Source: lostnewyorkcity.blogspot.com

Sheepshead Bay’s oldest bar, Towne Cafe, is on the chopping block.

The bar, located at 1418 Avenue Z, on the corner of East 15th Street, is one of Sheepshead Bay’s more depressingly bizarre venues.

During the day, a handful of older folks sit quietly at the bar, sipping musky wine or Bud Lights and muttering about better days. Then, at night, in one of the weirder nocturnal metamorphoses of our neighborhood, it turns into a Russian-American karaoke hall, attracting wafer-thin men donning leather jackets and dodgy glances paired with fur-clad, makeup-slathered women.

In the years I’ve passed this joint, no one has ever looked happy. It smelled like stale cigarette smoke and desperation.

These are not nice things to say, but I mean it in perhaps the most positive way I can. I don’t want to see Towne Cafe go. Dark, grim and old, it is a concrete reminder of Sheepshead Bay’s seedier underbelly – even if nothing particularly seedy was going on there. It sparked the imagination, and, sitting on that corner for as long as it has, lent character to an otherwise boring intersection.

And just how long as it been there? Well, Fillmore Real Estate is managing the listing. Asking $300,000 for the business – including liquor license, cabaret license and restaurant license, along with a 10-year lease for $6,600 a month – at $300,000. The listing said it was established in 1932.

And this is one of the reasons I just love Town Cafe. You see, prohibition of alcohol didn’t end until 1933, making us wonder if, perhaps, this was at one time an illegal speakeasy. And, from the looks of it, that ain’t so hard to imagine.

But we can’t just let that go. So we checked the history of certificates of occupancy on the building.

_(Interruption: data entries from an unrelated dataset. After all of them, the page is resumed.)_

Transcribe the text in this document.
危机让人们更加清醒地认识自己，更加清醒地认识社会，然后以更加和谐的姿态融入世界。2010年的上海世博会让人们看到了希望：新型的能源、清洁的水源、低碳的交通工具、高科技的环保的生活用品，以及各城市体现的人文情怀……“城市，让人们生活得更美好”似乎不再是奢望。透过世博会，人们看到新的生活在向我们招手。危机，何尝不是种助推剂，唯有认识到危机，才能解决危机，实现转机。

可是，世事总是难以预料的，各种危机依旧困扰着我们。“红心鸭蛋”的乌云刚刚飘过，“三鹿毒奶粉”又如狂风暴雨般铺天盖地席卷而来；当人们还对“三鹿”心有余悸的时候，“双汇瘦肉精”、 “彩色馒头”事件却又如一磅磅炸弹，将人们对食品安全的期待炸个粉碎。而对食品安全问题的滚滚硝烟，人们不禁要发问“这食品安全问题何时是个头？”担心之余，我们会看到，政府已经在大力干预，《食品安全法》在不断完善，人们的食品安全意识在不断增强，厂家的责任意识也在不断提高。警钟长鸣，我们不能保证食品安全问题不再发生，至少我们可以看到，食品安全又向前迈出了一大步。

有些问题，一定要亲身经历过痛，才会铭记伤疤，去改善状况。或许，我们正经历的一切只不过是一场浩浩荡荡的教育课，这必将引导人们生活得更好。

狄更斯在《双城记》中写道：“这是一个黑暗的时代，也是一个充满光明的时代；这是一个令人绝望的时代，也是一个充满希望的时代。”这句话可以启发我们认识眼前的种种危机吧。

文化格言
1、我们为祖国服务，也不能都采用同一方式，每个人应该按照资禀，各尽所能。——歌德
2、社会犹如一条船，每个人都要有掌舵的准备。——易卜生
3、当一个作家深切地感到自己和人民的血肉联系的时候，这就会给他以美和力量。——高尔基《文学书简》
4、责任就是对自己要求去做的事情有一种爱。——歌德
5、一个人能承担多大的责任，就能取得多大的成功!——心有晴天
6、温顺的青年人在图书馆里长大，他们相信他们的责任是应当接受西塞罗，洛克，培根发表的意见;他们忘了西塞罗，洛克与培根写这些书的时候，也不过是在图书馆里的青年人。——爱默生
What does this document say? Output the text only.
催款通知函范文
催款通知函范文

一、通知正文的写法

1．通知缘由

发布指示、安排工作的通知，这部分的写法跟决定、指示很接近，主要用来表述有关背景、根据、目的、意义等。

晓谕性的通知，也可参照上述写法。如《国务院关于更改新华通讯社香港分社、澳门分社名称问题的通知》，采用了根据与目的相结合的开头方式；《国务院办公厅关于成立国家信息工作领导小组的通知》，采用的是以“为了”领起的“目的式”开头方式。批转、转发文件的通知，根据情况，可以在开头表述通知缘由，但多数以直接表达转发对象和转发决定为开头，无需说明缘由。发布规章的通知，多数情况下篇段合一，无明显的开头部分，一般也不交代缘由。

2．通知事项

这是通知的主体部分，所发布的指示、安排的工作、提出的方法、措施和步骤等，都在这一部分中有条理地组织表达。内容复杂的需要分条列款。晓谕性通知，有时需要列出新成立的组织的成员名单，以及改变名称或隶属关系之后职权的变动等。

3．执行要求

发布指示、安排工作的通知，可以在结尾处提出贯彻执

We found one for a restaurant and cabaret as early as 1958. Before that – in 1955 – one was signed for a restaurant only.

There was but one C of O on record prior to 1955, and it wasn’t for a restaurant or bar. It was for a “factory for Macaroni & Spaghetti.”

Now, we could assume that, perhaps, the establishment was located elsewhere and moved to this spot in 1955, wrestling with the city for three years until it could obtain permission to serve booze and allow dancing.

Or… and this is why I love Towne Cafe… we could imagine that it had operated, illegally at first, and then quasi-illegally without a license, as a speakeasy, masking itself as a Captain of American Industry in the production of macaroni and spaghetti.

That kind of narrative seems to fall well within the parameters of believability, given Towne’s noir mystique. We could just, you know, ask them or something – but that would spoil all the fun.

Oh, and just so I’ve said this for the record, Towne Cafe is also home of the coolest neon sign in all of Southern Brooklyn.